Scientists at the University of East Anglia (UEA) say they have discovered why some prostate cancers are more aggressive, spread to different parts of the body, and ultimately cause death. The team, which published its study, “A novel stratification framework for predicting outcome in patients with prostate cancer” in the British Journal of Cancer, hopes its findings will help transform patient treatment.
“Unsupervised learning methods, such as Hierarchical Cluster Analysis, are commonly used for the analysis of genomic platform data. Unfortunately, such approaches ignore the well-documented heterogeneous composition of prostate cancer samples. Our aim is to use more sophisticated analytical approaches to deconvolute the structure of prostate cancer transcriptome data, providing novel clinically actionable information for this disease. We apply an unsupervised model called Latent Process Decomposition (LPD), which can handle heterogeneity within individual cancer samples, to genome-wide expression data from eight prostate cancer clinical series, including 1,785 malignant samples with the clinical endpoints of PSA failure and metastasis,” write the investigators.
“We show that PSA failure is correlated with the level of an expression signature called DESNT (HR = 1.52, 95% CI = [1.36, 1.7], P = 9.0 × 10−14, Cox model), and that patients with a majority DESNT signature have an increased metastatic risk (X2 test, P = 0.0017, and P = 0.0019). In addition, we develop a stratification framework that incorporates DESNT and identifies three novel molecular subtypes of prostate cancer. These results highlight the importance of using more complex approaches for the analysis of genomic data, may assist drug targeting, and have allowed the construction of a nomogram combining DESNT with other clinical factors for use in clinical management.”
The findings come after the same team developed a test that distinguishes between aggressive and less harmful forms of prostate cancer, helping to avoid sometimes-damaging unnecessary treatment. The new study shows how the number of aggressive cells in a tumor sample defines how quickly the disease will progress and spread. The study also reveals three new subtypes of prostate cancer that could be used to stratify patients for different treatments.
Lead researcher Colin Cooper, PhD, from UEA’s Norwich Medical School, said: “Prostate cancer is the most common cancer in men in the U.K. It usually develops slowly, and the majority of cancers will not require treatment in a man’s lifetime. However, doctors struggle to predict which tumors will become aggressive, making it hard to decide on treatment for many men. This means that many thousands of men are treated unnecessarily, increasing the risk of damaging side effects, including impotence from surgery.
The team developed a test to distinguish aggressive prostate cancers from less threatening forms of the disease, by applying complex math known as Latent Process Decomposition.

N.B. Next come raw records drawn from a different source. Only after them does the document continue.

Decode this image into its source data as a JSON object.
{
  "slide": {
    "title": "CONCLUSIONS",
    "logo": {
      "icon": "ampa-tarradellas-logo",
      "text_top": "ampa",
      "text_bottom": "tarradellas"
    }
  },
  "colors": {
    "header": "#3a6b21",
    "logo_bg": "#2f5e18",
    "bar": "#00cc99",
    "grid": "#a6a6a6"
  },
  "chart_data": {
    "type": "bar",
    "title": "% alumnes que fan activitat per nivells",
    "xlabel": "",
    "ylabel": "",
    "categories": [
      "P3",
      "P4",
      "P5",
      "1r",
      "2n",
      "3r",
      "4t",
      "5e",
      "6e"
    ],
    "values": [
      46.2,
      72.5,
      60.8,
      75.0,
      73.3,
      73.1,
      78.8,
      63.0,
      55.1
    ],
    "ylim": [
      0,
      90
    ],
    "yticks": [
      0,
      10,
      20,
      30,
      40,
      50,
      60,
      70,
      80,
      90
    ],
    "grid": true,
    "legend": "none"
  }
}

A collaborator, Vincent Moulton, PhD, from UEA’s School of Computing Sciences, added “By applying the Latent Process Decomposition process and analyzing global prostate cancer datasets, we discovered an aggressive form of prostate cancer known as DESNT, which has the worst clinical outcomes for patients.”
In the latest study, published today, the team studied gene expression levels in 1,785 tumor samples. They found that the amount of DESNT subtype cells in a sample is linked with the likelihood of disease progression, the more DESNT cells, the quicker the patient is likely to progress.
Co-lead researcher Daniel Brewer, PhD, noted: “If you have a tumor that is majority DESNT you are more likely to get metastatic disease, in other words it is more likely to spread to other parts of your body. This is a much better indication of aggressive disease. We also identified three more molecular subtypes of prostate cancer that could help doctors decide on different treatment options for patients. This research highlights the importance of using more complex approaches for the analysis of genomic data.”